First there was the shock and horror at the sight of those planes hitting the Twin Towers.
The flames and the smoke and then, throughout the morning, the collapse.
The images of planes plowing into the Pentagon and scorching the earth in Shanksville.
Then came the dread of not knowing when it would end.
Or if it would it end.
Then the news of the hundreds of lives lost. Of the passengers in the planes. The workers in the buildings.
The firefighters and police and other first responders who selflessly rushed into the hell fire and never came out.
That was the morning of Sept. 11, 2001, when America experienced the first outside attack on our soil since Pearl Harbor, a time well before many of us were even born.
In the days and weeks after 9-11, we tried to come to terms with what happened.
And while the smoke was still drifting over the piles of rubble, we seemed to come to a collective realization.
We didn’t only bear witness to a tragedy. We didn’t only mourn the loss of life. We took it personally.
It wasn’t just an attack on our institutions. It wasn’t just an attack on our country. It was an attack on our democracy. On our way of life.
On what we collectively stood for as Americans.
And in that realization, we came together.

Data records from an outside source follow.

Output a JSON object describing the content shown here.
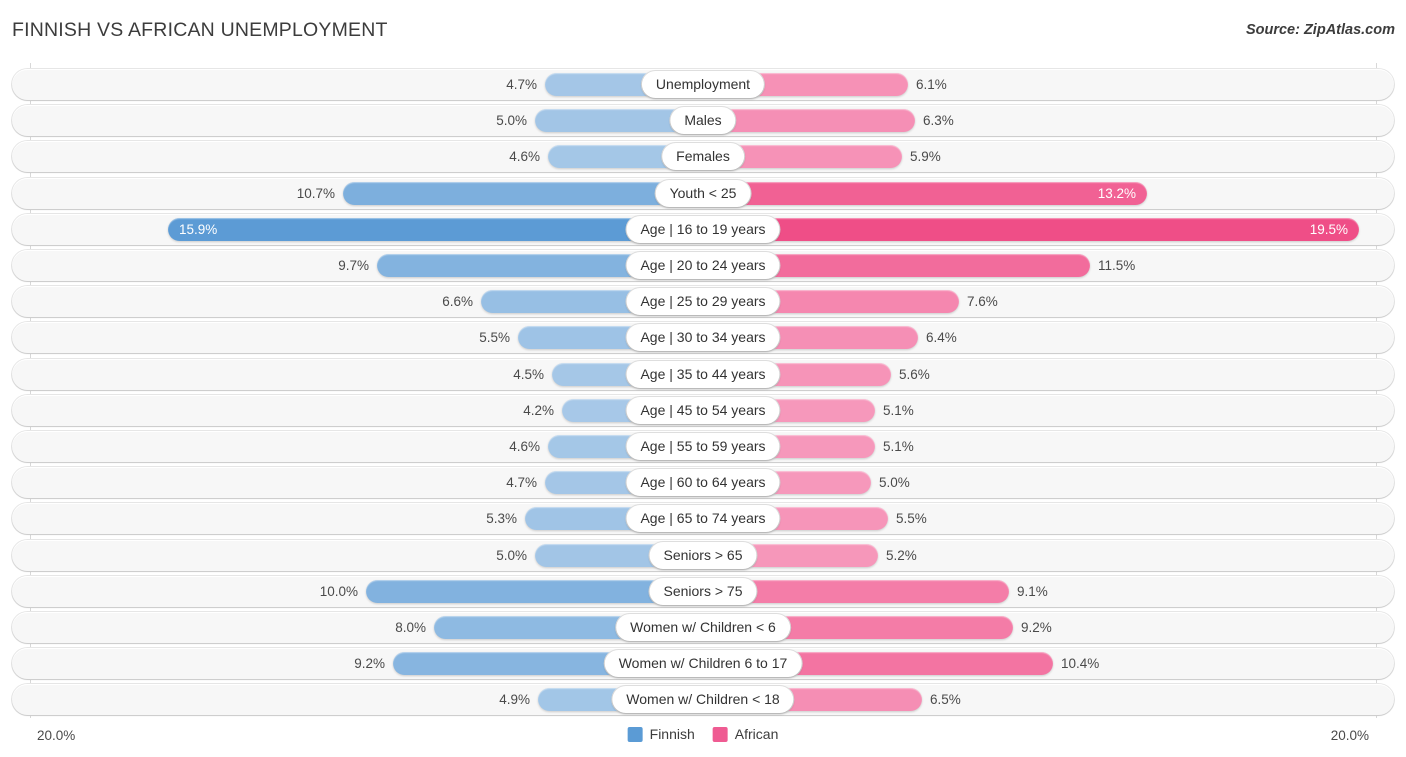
{
  "header": {
    "title": "FINNISH VS AFRICAN UNEMPLOYMENT",
    "source": "Source: ZipAtlas.com"
  },
  "footer": {
    "axis_left": "20.0%",
    "axis_right": "20.0%",
    "legend": [
      {
        "label": "Finnish",
        "color": "#5b9bd5"
      },
      {
        "label": "African",
        "color": "#ef5b92"
      }
    ]
  },
  "chart_data": {
    "type": "bar",
    "title": "FINNISH VS AFRICAN UNEMPLOYMENT",
    "subtitle": "Source: ZipAtlas.com",
    "orientation": "horizontal-diverging",
    "xlabel": "",
    "ylabel": "",
    "xlim": [
      0,
      20
    ],
    "axis_max_label": "20.0%",
    "grid": true,
    "legend_position": "bottom-center",
    "categories": [
      "Unemployment",
      "Males",
      "Females",
      "Youth < 25",
      "Age | 16 to 19 years",
      "Age | 20 to 24 years",
      "Age | 25 to 29 years",
      "Age | 30 to 34 years",
      "Age | 35 to 44 years",
      "Age | 45 to 54 years",
      "Age | 55 to 59 years",
      "Age | 60 to 64 years",
      "Age | 65 to 74 years",
      "Seniors > 65",
      "Seniors > 75",
      "Women w/ Children < 6",
      "Women w/ Children 6 to 17",
      "Women w/ Children < 18"
    ],
    "series": [
      {
        "name": "Finnish",
        "color": "#5b9bd5",
        "values": [
          4.7,
          5.0,
          4.6,
          10.7,
          15.9,
          9.7,
          6.6,
          5.5,
          4.5,
          4.2,
          4.6,
          4.7,
          5.3,
          5.0,
          10.0,
          8.0,
          9.2,
          4.9
        ],
        "labels": [
          "4.7%",
          "5.0%",
          "4.6%",
          "10.7%",
          "15.9%",
          "9.7%",
          "6.6%",
          "5.5%",
          "4.5%",
          "4.2%",
          "4.6%",
          "4.7%",
          "5.3%",
          "5.0%",
          "10.0%",
          "8.0%",
          "9.2%",
          "4.9%"
        ]
      },
      {
        "name": "African",
        "color": "#ef5b92",
        "values": [
          6.1,
          6.3,
          5.9,
          13.2,
          19.5,
          11.5,
          7.6,
          6.4,
          5.6,
          5.1,
          5.1,
          5.0,
          5.5,
          5.2,
          9.1,
          9.2,
          10.4,
          6.5
        ],
        "labels": [
          "6.1%",
          "6.3%",
          "5.9%",
          "13.2%",
          "19.5%",
          "11.5%",
          "7.6%",
          "6.4%",
          "5.6%",
          "5.1%",
          "5.1%",
          "5.0%",
          "5.5%",
          "5.2%",
          "9.1%",
          "9.2%",
          "10.4%",
          "6.5%"
        ]
      }
    ]
  },
  "rows": [
    {
      "label": "Unemployment",
      "left": "4.7%",
      "right": "6.1%",
      "lv": 4.7,
      "rv": 6.1
    },
    {
      "label": "Males",
      "left": "5.0%",
      "right": "6.3%",
      "lv": 5.0,
      "rv": 6.3
    },
    {
      "label": "Females",
      "left": "4.6%",
      "right": "5.9%",
      "lv": 4.6,
      "rv": 5.9
    },
    {
      "label": "Youth < 25",
      "left": "10.7%",
      "right": "13.2%",
      "lv": 10.7,
      "rv": 13.2
    },
    {
      "label": "Age | 16 to 19 years",
      "left": "15.9%",
      "right": "19.5%",
      "lv": 15.9,
      "rv": 19.5
    },
    {
      "label": "Age | 20 to 24 years",
      "left": "9.7%",
      "right": "11.5%",
      "lv": 9.7,
      "rv": 11.5
    },
    {
      "label": "Age | 25 to 29 years",
      "left": "6.6%",
      "right": "7.6%",
      "lv": 6.6,
      "rv": 7.6
    },
    {
      "label": "Age | 30 to 34 years",
      "left": "5.5%",
      "right": "6.4%",
      "lv": 5.5,
      "rv": 6.4
    },
    {
      "label": "Age | 35 to 44 years",
      "left": "4.5%",
      "right": "5.6%",
      "lv": 4.5,
      "rv": 5.6
    },
    {
      "label": "Age | 45 to 54 years",
      "left": "4.2%",
      "right": "5.1%",
      "lv": 4.2,
      "rv": 5.1
    },
    {
      "label": "Age | 55 to 59 years",
      "left": "4.6%",
      "right": "5.1%",
      "lv": 4.6,
      "rv": 5.1
    },
    {
      "label": "Age | 60 to 64 years",
      "left": "4.7%",
      "right": "5.0%",
      "lv": 4.7,
      "rv": 5.0
    },
    {
      "label": "Age | 65 to 74 years",
      "left": "5.3%",
      "right": "5.5%",
      "lv": 5.3,
      "rv": 5.5
    },
    {
      "label": "Seniors > 65",
      "left": "5.0%",
      "right": "5.2%",
      "lv": 5.0,
      "rv": 5.2
    },
    {
      "label": "Seniors > 75",
      "left": "10.0%",
      "right": "9.1%",
      "lv": 10.0,
      "rv": 9.1
    },
    {
      "label": "Women w/ Children < 6",
      "left": "8.0%",
      "right": "9.2%",
      "lv": 8.0,
      "rv": 9.2
    },
    {
      "label": "Women w/ Children 6 to 17",
      "left": "9.2%",
      "right": "10.4%",
      "lv": 9.2,
      "rv": 10.4
    },
    {
      "label": "Women w/ Children < 18",
      "left": "4.9%",
      "right": "6.5%",
      "lv": 4.9,
      "rv": 6.5
    }
  ]
}
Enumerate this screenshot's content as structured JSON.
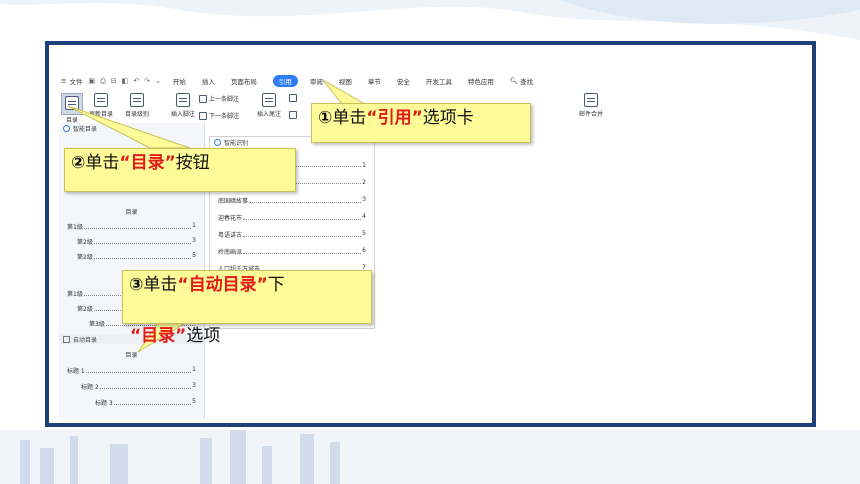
{
  "theme": {
    "frame_color": "#1e3f7a",
    "active_tab_color": "#2e7cf6",
    "callout_color": "#fffb98",
    "highlight_color": "#e21a1a"
  },
  "menu": {
    "label": "文件"
  },
  "tabs": [
    "开始",
    "插入",
    "页面布局",
    "引用",
    "审阅",
    "视图",
    "章节",
    "安全",
    "开发工具",
    "特色应用"
  ],
  "search_label": "查找",
  "ribbon": {
    "toc": "目录",
    "update_toc": "更新目录",
    "toc_level": "目录级别",
    "insert_footnote": "插入脚注",
    "prev_footnote": "上一条脚注",
    "next_footnote": "下一条脚注",
    "insert_endnote": "插入尾注",
    "mail_merge": "邮件合并"
  },
  "pane1": {
    "title": "智能目录",
    "toc_title": "目录",
    "entries_a": [
      {
        "label": "第1级",
        "page": "1"
      },
      {
        "label": "第2级",
        "page": "3"
      },
      {
        "label": "第2级",
        "page": "5"
      }
    ],
    "entries_b": [
      {
        "label": "第1级",
        "page": ""
      },
      {
        "label": "第2级",
        "page": ""
      },
      {
        "label": "第3级",
        "page": ""
      }
    ],
    "auto_title": "自动目录",
    "auto_toc_title": "目录",
    "auto_entries": [
      {
        "label": "标题 1",
        "page": "1"
      },
      {
        "label": "标题 2",
        "page": "3"
      },
      {
        "label": "标题 3",
        "page": "5"
      }
    ]
  },
  "pane2": {
    "title": "智能识别",
    "entries": [
      {
        "label": "",
        "page": "1"
      },
      {
        "label": "",
        "page": "2"
      },
      {
        "label": "南国暗故事",
        "page": "3"
      },
      {
        "label": "迎春花市",
        "page": "4"
      },
      {
        "label": "粤语讲古",
        "page": "5"
      },
      {
        "label": "岭南画派",
        "page": "6"
      },
      {
        "label": "人口超千万城市",
        "page": "7"
      }
    ]
  },
  "callouts": {
    "c1": {
      "num": "①",
      "pre": "单击",
      "hl": "“引用”",
      "post": "选项卡"
    },
    "c2": {
      "num": "②",
      "pre": "单击",
      "hl": "“目录”",
      "post": "按钮"
    },
    "c3": {
      "num": "③",
      "pre": "单击",
      "hl": "“自动目录”",
      "mid": "下",
      "hl2": "“目录”",
      "post": "选项"
    }
  }
}
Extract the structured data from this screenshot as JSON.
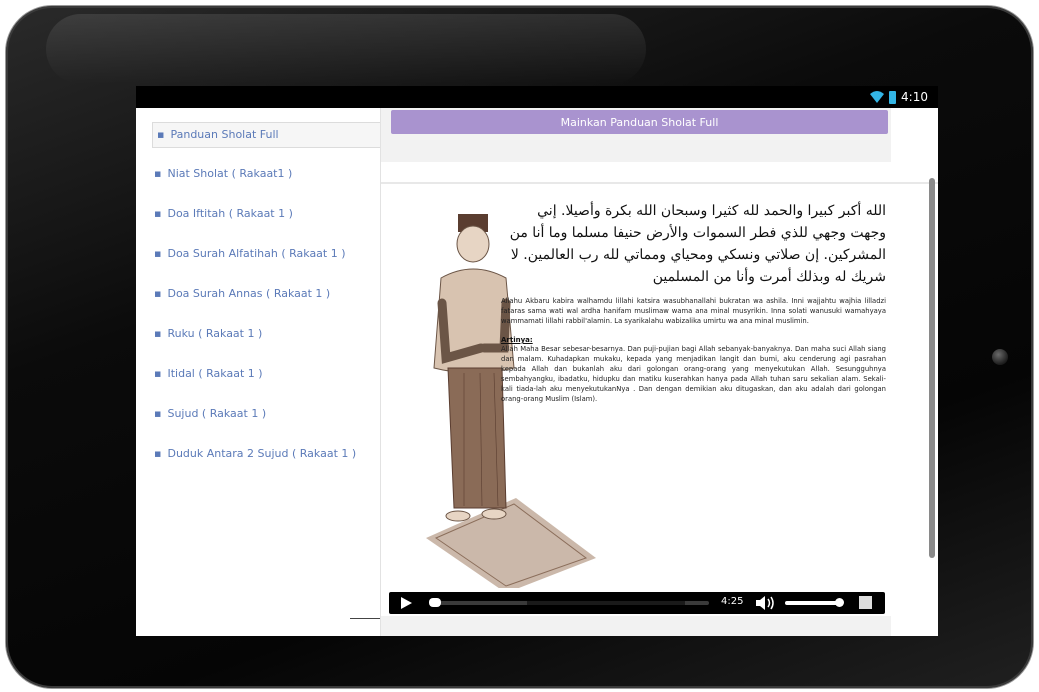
{
  "statusbar": {
    "time": "4:10"
  },
  "sidebar": {
    "items": [
      {
        "label": "Panduan Sholat Full",
        "active": true
      },
      {
        "label": "Niat Sholat ( Rakaat1 )"
      },
      {
        "label": "Doa Iftitah ( Rakaat 1 )"
      },
      {
        "label": "Doa Surah Alfatihah ( Rakaat 1 )"
      },
      {
        "label": "Doa Surah Annas ( Rakaat 1 )"
      },
      {
        "label": "Ruku ( Rakaat 1 )"
      },
      {
        "label": "Itidal ( Rakaat 1 )"
      },
      {
        "label": "Sujud ( Rakaat 1 )"
      },
      {
        "label": "Duduk Antara 2 Sujud ( Rakaat 1 )"
      }
    ]
  },
  "main": {
    "play_button_label": "Mainkan Panduan Sholat Full",
    "arabic_text": "الله أكبر كبيرا والحمد لله كثيرا وسبحان الله بكرة وأصيلا. إني وجهت وجهي للذي فطر السموات والأرض حنيفا مسلما وما أنا من المشركين. إن صلاتي ونسكي ومحياي ومماتي لله رب العالمين. لا شريك له وبذلك أمرت وأنا من المسلمين",
    "latin_text": "Allahu Akbaru kabira walhamdu lillahi katsira wasubhanallahi bukratan wa ashila. Inni wajjahtu wajhia lilladzi fataras sama wati wal ardha hanifam muslimaw wama ana minal musyrikin. Inna solati wanusuki wamahyaya wammamati lillahi rabbil'alamin. La syarikalahu wabizalika umirtu wa ana minal muslimin.",
    "artinya_heading": "Artinya:",
    "artinya_text": "Allah Maha Besar sebesar-besarnya. Dan puji-pujian bagi Allah sebanyak-banyaknya. Dan maha suci Allah siang dan malam. Kuhadapkan mukaku, kepada yang menjadikan langit dan bumi, aku cenderung agi pasrahan kepada Allah dan bukanlah aku dari golongan orang-orang yang menyekutukan Allah. Sesungguhnya sembahyangku, ibadatku, hidupku dan matiku kuserahkan hanya pada Allah tuhan saru sekalian alam. Sekali-kali tiada-lah aku menyekutukanNya . Dan dengan demikian aku ditugaskan, dan aku adalah dari golongan orang-orang Muslim (Islam)."
  },
  "player": {
    "time": "4:25",
    "progress": 0.02,
    "volume": 0.9
  },
  "colors": {
    "accent": "#a993cf",
    "link": "#5b7ab8",
    "battery": "#33b5e5"
  },
  "icons": [
    "wifi-icon",
    "battery-icon",
    "play-icon",
    "volume-icon",
    "fullscreen-icon"
  ]
}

Republican. Democrat. Right. Left. Moderate. Citizen. Non-citizen. It didn’t matter at that point.
We were Americans, damn it. Land of the free. Home of the brave.
And we would face this tragedy together.
We realized, perhaps for the first time in generations, that America stood for something more than ourselves as individuals. More than about getting ahead for our own ends.
It might be difficult for those who didn’t experience it to understand what it was like in the aftermath of the attack, especially given the context of the current state of our nation.
Right now, we are a nation in conflict, and in many cases, chaos.
We are a nation reeling from racial injustice and sharp political division and an overwhelming and deadly health crisis for which there appears to be no end in sight.
Rather than coming together to help one another and to solve our problems, we’ve been driven apart, through an inability and unwillingness to compromise and to respect the viewpoints of those with whom we disagree.
That’s not the America we strive to be.
It’s not the America the September 11 attacks revealed us to be.
If we wish to honor the victims and heroes of September 11 on the 19th anniversary of this tragedy, we could do no less than remember that when everything seems to be coming apart, Americans respond by coming together.